Мне стало неприятно, и я моментально проникся неприязнью к этому старикашке. Да, мальчик — не ангелок, но нельзя же так с ребенком. Родители неуверенно переглянулись, а вот сам мальчик не растерялся.

Да, — кивнул он. — Зато не рябчик!

Я взглянул на безобразно перекошенное рябое лицо Ивана Ивановича и расхохотался. Смех разбил картинку, и я снова оказался в сырой промозглой подворотне.

Что это было?

Несмотря на головокружение, делаю два шага вперед, чтобы тут же увязнуть в снегу и осознать, что питерская зима — это не зима, а дешевая пародия. За снежными горами виднеется пограничный пост, а слева ко мне подкрадываются два парня, придерживая за поводья коней.

Мне это не нравится, может, вернемся обратно в лицей?  — шепчет один.

Не беспокойся! — успокаивает второй, задорно улыбаясь.

Если Трико нас поймает, то…

Не поймает. Я все придумал, — он нагнулся к уху товарища, что-то прошептал, продублировал улыбку на его лицо и, вскочив на коня, подъехал к заставе.

С интересом выглянул из-за горы, а потом, когда убедился, что меня никто не видит, подбежал поближе центру событий.

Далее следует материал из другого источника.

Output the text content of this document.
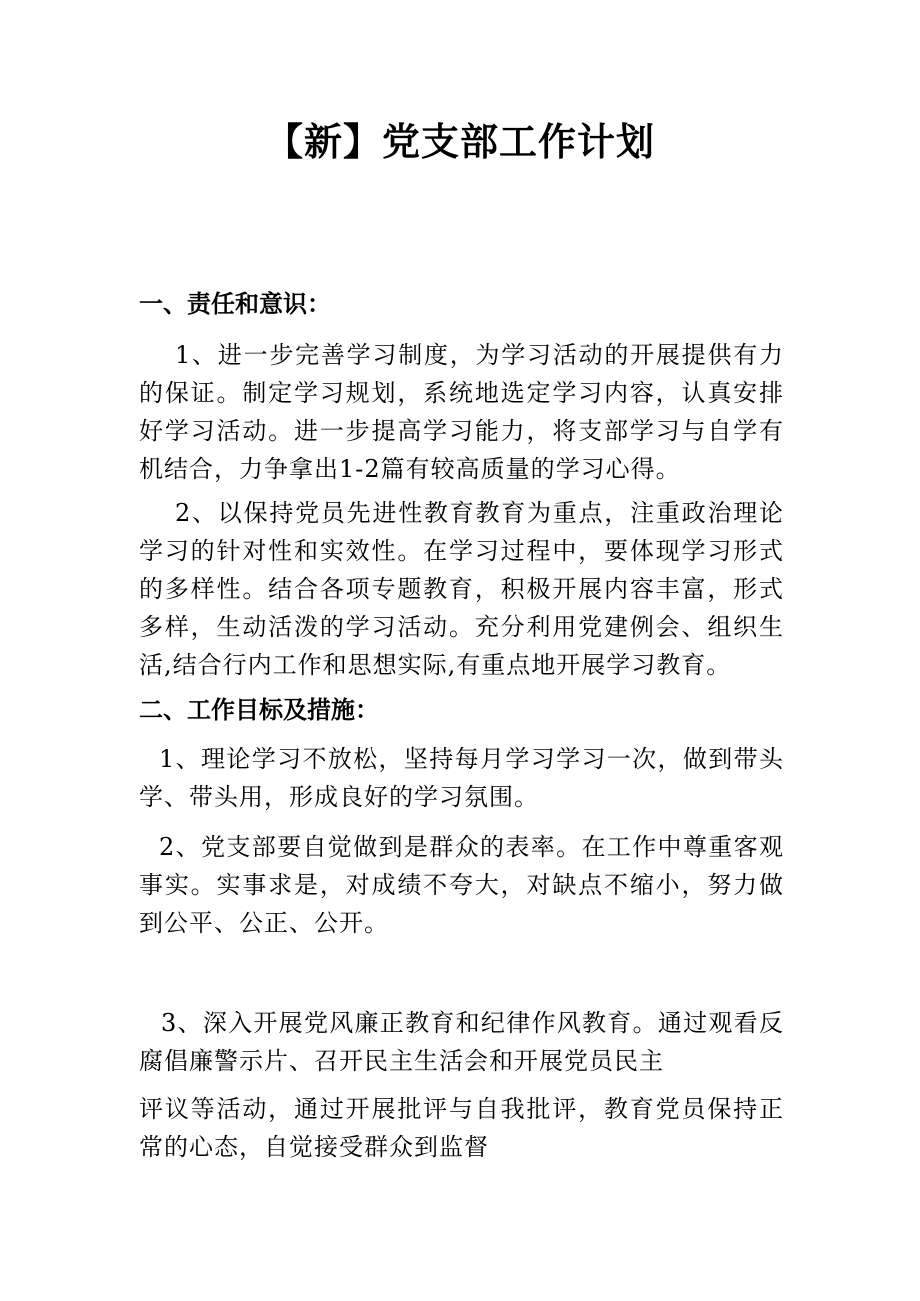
【新】党支部工作计划
一、责任和意识：
1、进一步完善学习制度，为学习活动的开展提供有力的保证。制定学习规划，系统地选定学习内容，认真安排好学习活动。进一步提高学习能力，将支部学习与自学有机结合，力争拿出1-2篇有较高质量的学习心得。
2、以保持党员先进性教育教育为重点，注重政治理论学习的针对性和实效性。在学习过程中，要体现学习形式的多样性。结合各项专题教育，积极开展内容丰富，形式多样，生动活泼的学习活动。充分利用党建例会、组织生活,结合行内工作和思想实际,有重点地开展学习教育。
二、工作目标及措施：
1、理论学习不放松，坚持每月学习学习一次，做到带头学、带头用，形成良好的学习氛围。
2、党支部要自觉做到是群众的表率。在工作中尊重客观事实。实事求是，对成绩不夸大，对缺点不缩小，努力做到公平、公正、公开。
3、深入开展党风廉正教育和纪律作风教育。通过观看反腐倡廉警示片、召开民主生活会和开展党员民主
评议等活动，通过开展批评与自我批评，教育党员保持正常的心态，自觉接受群众到监督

Как вас зовут? — поинтересовался усатый пограничник, распахивая тетрадь.

Александр Однако, — пожал плечами парень. Заставный кивнул и, сделав запись, пропустил Александра.

Александр… Фамилия точно не его, но… Такое знакомое лицо. Точно не раз его где-то видел. Только где?

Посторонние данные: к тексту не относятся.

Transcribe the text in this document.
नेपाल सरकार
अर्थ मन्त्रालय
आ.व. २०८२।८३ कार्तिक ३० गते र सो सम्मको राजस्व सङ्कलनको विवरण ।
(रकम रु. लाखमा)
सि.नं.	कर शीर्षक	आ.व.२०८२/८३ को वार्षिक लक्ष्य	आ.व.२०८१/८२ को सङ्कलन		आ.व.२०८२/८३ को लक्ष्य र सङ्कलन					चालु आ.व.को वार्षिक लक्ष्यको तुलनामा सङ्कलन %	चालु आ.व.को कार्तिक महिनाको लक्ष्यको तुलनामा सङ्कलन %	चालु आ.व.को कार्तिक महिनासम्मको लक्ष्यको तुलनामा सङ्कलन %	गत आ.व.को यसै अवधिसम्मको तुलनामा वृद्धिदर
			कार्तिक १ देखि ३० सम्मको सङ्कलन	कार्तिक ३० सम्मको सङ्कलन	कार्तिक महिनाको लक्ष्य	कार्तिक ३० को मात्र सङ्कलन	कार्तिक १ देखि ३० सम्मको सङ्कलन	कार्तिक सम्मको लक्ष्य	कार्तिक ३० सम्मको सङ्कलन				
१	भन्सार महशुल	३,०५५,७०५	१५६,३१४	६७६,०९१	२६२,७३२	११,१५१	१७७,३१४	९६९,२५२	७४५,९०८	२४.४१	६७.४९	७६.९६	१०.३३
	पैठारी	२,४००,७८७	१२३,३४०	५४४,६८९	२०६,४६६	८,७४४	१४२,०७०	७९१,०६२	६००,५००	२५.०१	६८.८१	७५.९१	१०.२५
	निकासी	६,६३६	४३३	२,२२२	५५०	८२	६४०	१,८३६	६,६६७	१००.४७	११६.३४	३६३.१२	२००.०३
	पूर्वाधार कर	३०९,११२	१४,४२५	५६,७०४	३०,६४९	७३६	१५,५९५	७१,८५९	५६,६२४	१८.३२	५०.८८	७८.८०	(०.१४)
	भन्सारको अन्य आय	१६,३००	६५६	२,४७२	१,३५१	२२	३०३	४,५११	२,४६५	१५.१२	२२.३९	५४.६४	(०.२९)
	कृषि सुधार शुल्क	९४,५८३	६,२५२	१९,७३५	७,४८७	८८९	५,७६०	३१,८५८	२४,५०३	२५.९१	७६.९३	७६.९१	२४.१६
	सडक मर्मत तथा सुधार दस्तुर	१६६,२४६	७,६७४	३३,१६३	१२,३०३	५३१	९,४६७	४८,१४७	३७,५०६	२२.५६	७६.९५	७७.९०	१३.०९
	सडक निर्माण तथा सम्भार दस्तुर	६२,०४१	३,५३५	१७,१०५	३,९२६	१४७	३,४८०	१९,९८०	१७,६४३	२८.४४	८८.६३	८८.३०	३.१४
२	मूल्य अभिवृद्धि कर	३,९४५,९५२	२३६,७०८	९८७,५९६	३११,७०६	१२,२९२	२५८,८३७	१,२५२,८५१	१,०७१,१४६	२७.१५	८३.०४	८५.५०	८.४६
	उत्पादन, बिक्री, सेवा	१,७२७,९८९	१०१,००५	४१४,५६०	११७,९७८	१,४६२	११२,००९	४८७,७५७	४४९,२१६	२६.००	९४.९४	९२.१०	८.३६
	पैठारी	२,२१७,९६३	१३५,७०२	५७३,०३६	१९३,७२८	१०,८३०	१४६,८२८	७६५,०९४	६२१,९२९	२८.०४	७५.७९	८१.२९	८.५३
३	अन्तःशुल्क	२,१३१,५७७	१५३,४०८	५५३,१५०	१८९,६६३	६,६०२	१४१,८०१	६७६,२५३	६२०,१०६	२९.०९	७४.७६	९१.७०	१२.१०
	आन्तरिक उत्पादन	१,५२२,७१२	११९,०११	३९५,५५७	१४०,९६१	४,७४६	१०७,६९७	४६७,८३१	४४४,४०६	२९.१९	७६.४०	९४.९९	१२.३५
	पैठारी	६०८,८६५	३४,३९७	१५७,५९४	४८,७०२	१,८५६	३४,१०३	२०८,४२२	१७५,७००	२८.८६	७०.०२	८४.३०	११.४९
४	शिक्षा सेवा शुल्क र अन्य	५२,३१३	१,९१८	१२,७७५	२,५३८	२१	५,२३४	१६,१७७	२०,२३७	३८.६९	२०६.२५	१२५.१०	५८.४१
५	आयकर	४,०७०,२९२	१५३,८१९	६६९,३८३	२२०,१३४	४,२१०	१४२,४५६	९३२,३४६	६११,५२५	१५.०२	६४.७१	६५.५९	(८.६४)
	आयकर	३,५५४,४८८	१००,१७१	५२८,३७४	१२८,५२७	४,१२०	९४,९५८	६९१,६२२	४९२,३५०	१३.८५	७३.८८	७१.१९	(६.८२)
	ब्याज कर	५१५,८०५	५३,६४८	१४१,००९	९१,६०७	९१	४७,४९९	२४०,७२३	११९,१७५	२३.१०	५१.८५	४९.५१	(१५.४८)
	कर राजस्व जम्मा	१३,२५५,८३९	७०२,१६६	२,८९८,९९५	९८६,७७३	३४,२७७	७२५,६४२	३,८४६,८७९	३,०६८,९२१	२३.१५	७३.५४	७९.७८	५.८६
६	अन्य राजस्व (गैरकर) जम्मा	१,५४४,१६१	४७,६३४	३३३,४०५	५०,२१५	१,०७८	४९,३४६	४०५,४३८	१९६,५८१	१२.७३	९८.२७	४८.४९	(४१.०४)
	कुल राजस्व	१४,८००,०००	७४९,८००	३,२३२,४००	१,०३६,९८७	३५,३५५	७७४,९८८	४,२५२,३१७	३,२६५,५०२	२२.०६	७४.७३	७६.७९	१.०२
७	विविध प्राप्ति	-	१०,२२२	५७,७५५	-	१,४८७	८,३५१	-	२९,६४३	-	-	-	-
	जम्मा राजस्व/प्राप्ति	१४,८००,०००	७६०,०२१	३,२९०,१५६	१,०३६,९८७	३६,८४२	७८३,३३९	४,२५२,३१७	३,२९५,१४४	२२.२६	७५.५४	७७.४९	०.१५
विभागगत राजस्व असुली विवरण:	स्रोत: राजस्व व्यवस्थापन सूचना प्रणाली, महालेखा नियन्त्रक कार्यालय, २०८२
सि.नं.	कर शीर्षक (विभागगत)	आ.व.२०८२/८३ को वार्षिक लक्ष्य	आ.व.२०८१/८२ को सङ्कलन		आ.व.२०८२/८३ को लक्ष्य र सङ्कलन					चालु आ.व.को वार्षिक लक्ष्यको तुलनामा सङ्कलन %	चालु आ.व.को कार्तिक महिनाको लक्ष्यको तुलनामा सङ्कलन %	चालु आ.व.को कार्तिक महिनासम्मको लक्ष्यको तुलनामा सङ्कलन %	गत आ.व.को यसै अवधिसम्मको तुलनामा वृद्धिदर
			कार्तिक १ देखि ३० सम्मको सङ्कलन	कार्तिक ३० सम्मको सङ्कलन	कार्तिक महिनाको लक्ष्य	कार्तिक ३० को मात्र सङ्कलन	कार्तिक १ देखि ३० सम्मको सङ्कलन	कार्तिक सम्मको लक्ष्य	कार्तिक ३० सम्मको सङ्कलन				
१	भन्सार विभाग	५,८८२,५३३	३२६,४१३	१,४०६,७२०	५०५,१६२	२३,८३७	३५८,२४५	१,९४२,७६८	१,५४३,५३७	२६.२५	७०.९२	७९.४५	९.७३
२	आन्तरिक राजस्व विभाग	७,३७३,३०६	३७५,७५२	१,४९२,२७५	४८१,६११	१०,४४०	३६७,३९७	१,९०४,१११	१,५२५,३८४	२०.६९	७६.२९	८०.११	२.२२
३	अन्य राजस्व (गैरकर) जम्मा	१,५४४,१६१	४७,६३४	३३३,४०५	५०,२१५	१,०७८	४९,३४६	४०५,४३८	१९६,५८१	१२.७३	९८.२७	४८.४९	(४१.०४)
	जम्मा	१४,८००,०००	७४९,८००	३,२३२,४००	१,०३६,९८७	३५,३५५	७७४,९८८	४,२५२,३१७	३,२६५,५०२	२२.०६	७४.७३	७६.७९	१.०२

Через несколько минут, когда я успел сосчитать все сосульки на крыше пограничного домика, подъехал второй парень.

Как вас зовут?

Григорий Двако!

Мужчина заломил бровь и с сомнением покачал головой, но записал фамилию и открыл проезд.

Что-то мне подсказывает, что…

К заставе примчался запыхавшийся и раскрасневшийся мужчина.

Ваша фамилия?

Трико.

У пограничника сдали нервы.

Врешь! — закричал он, а я улыбнулся. — Здесь явно что-то не то! Один за другим — Одна-ко, Два-ко, Три-ко! Шалишь, брат, ступай в караулку!

Мужчина хотел возразить, но подбежали стражники.

Ничего, посидишь в каморке, разучишься смеяться.

Проходя мимо меня под конвоем, мужчина рычит.

Ну, Пушкин, ты у меня еще попляшешь…

Пушкин? Тот самый?

С этими мыслями я упал в лужу, в свою родную лужу, в родной подворотне. Не замечая холода и грязи, я думал.

Неужели я вправду видел самого Пушкина? Но зачем? К чему все это? И главное, как? Я сошел с ума? Допустим. Но в жизни никогда и ничего не бывает просто так. Анализируем. В первый раз попытались поиздеваться над его внешностью, он посмеялся, во второй раз ему, как я понял, надоела школа, он сбежал и посмеялся над тем, кто попытался его остановить. И что из этого следует? Смех преодолевает любые проблемы?

Извините, я, конечно, уважаю вас, Александр Сергеевич, и очень люблю ваше творчество, но я не согласен, категорически. Да, может когда-то в детстве юмор и помогал, но я бы с удовольствием послушал его шуточки, если бы он оказался в классе, где его все ненавидят.

И, видимо, Бог, или кто там отвечает за эту карусель, услышал меня, и калейдоскоп шатнулся, подбрасывая другую картинку.

Тишина. Это первое, что пришло мне в голову, когда я оказался в плохо освещенном помещении. Посреди стоял большой стол, за которым сидели люди, один стоял рядом со столом, все смотрели в одну сторону, на молодого человека, которого здесь явно никто не думал увидеть.

Вот! Это Пушкин! Теперь я его узнаю.

Ненависть. Это второе, что почувствовалось.

Александр! Как мы рады вас видеть! — привстал один из мужчин, явно не умеющий врать. — А мы как раз начали читать стихи. Присаживайтесь.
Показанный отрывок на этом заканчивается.